Among 19 patients who had stem cells injected directly into their heart muscle, more than half had improvements in their heart functions, researchers said.
Six months after the operation, these patients could sustain exercise 20 per cent longer than before the operation; the performance of the nine patients in a control group had fallen 18 per cent six months later.
Cardiology Professor Tse Hung-fat said some patients with severe heart disease suffered from blocked vessels even after bypass surgery. Overseas studies show that about 10 per cent of patients fall into this category. 'They were originally incurable, but now they are given a new lease of life,' he said. 'It is a big step forward.'
Younger patients and those not suffering from diabetes would improve more, as the quality of their stem cells was higher, he said.
Although the results were encouraging, too few patients had undertaken the operation for scientists to draw a conclusion, Tse said.
The university is therefore embarking on another phase of the study, for which a donation of HK$2 million was set aside, which involves recruiting 90 patients from Hong Kong, Indonesia and Australia. One patient from Hong Kong and six from Indonesia had already been operated on, Tse said; results could be expected in two years.
The HKU study is among some 300 studies on stem cell treatments for heart disease, but Tse said his study was one of the most advanced.

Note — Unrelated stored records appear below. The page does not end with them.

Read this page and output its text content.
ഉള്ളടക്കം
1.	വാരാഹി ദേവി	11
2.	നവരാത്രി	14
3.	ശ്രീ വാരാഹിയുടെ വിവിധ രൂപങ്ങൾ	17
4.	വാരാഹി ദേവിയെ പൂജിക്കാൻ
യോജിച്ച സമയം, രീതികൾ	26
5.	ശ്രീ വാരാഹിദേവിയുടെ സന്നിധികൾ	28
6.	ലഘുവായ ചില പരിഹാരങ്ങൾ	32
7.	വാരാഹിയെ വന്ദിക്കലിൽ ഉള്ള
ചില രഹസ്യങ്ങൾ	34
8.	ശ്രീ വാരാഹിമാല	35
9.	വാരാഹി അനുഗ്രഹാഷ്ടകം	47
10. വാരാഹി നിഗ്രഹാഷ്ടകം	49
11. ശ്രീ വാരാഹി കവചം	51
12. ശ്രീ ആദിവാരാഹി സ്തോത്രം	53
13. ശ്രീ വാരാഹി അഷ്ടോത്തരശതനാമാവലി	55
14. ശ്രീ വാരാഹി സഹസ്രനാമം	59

Stem cells are capable of differentiating into various other specialised cells, and can replace damaged or aged tissue. They are most commonly obtained from bone marrow.
Professor Lee Sum-ping, dean of the faculty of medicine at HKU, said that in five to 10 years about 30 per cent of stem cell operations would be for diabetes patients, another 30 per cent for those suffering from spinal and bone injuries, 18 per cent for people with heart disease and 14 per cent for those suffering from brain and nervous system degeneration, such as Alzheimer's.
The university is also conducting stem cell research into eye treatments. Currently, if patients suffer from degenerative myopia in one eye, stem cells from the other eye can be transplanted - although that could lead to stem cell deficiency in the healthy eye.
David Wong Sai-hung, director of the Eye Institute at HKU, said that if both eyes were affected, stem cells from family members or dead bodies could be transplanted, but the body might reject these cells.
The institute is looking into the possibility of using stem cells extracted from the patient's skin. Wong said the study was still in an early stage, and hoped that the technology could be used on patients in three to four years.